I’ve come across several fascinating blog posts and articles that relate to Library Land.

From Malinda Lo’s Blog:

“Should white people write about people of color?” It’s an oldie but goodie, and still so relevant, and a much needed discussion in the quest for Diverse Books.

This doesn’t mean that it’s okay to blithely write whatever the hell you want about a culture that isn’t yours. Writers who are writing outside of their culture do have to work extra hard to research that culture, because they have much farther to go to get to the kind of instinctual knowledge of it that allows someone to hear my Chinese name and feel that it sounds poetic.

From Mother Jones:

“The uncomfortable truth about children’s books”

Some diversity advocates fear that the vitriol of the internet attacks will give pause to skittish writers and publishers. “For me, the biggest issue is the chill on diversity that is happening because of the feeling that it is okay to destroy people on social media,” Taylor-Butler told me. “We have lost the perspective that these are books and they are going to be imperfect.”

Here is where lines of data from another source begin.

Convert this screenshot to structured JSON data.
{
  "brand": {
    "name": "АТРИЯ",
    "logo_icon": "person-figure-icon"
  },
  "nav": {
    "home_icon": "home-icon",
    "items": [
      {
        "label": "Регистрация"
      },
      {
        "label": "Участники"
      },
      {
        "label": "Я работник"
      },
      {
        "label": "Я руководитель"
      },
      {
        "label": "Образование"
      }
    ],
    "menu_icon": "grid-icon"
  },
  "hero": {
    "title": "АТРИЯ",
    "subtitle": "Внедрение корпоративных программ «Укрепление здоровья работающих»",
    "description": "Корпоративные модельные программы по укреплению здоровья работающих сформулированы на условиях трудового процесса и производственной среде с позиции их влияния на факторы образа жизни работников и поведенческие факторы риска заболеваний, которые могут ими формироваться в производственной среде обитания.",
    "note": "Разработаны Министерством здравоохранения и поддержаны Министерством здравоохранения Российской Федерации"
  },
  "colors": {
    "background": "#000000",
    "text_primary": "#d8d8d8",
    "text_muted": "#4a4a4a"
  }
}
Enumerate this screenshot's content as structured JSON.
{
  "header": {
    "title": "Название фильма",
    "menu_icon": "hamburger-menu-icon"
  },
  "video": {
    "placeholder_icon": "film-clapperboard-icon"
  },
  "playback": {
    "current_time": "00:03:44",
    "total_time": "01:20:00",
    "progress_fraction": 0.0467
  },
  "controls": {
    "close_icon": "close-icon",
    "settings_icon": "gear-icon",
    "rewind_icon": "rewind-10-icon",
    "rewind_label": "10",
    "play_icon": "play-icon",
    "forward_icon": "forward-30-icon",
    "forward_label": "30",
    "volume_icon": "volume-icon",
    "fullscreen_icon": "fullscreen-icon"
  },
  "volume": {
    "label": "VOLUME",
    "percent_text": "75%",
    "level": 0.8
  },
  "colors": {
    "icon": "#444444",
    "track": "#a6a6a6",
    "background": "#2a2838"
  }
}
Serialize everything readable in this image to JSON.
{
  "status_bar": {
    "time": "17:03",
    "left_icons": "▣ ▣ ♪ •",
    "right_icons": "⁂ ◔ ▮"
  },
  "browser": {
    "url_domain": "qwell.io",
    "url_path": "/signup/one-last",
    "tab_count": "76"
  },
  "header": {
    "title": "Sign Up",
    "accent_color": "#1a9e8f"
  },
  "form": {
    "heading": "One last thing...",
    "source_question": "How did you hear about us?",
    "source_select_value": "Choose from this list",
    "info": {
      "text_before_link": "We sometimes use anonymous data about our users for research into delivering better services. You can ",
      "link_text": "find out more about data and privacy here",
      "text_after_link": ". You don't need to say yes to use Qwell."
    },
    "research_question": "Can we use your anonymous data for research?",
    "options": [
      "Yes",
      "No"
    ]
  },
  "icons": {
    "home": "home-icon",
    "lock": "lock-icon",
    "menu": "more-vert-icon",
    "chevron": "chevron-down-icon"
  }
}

This comment is particularly relevant in light of the Anti Semetic Twitter and Goodreads attacks author Laura Silverman* received for her, as of yet, unpublished book Girl Out of Water. Thankfully by now many of the comments are gone, but it sounds like Neo Nazis trolled her account spewing hateful comments and reviews and attacking authors who supported Silverman.

*It’s kind of buried at this point, but definitely worth finding.

In my Internet perusals I also came across this infographic, which I think really highlights the need for diverse books. I specifically remember reading in a storytime book for grad school about “children in animal costumes” or something to that effect. Basically, if the picture book was about a turtle or pig or mouse character (Franklin, Maisy, Olivia) children could better identify with the character as it could be anybody. While I personally don’t see a problem with animal protagonists in children’s stories (or adult for that matter) those characters should not be created at the expense of diversity. The fact that American Indians/First nations make up less than 1% of characters in children’s books is just sad.

From the BBC:

“The secret libraries of history”

This one is really cool. The history and importance of libraries is so fascinating to me (shocker, I know).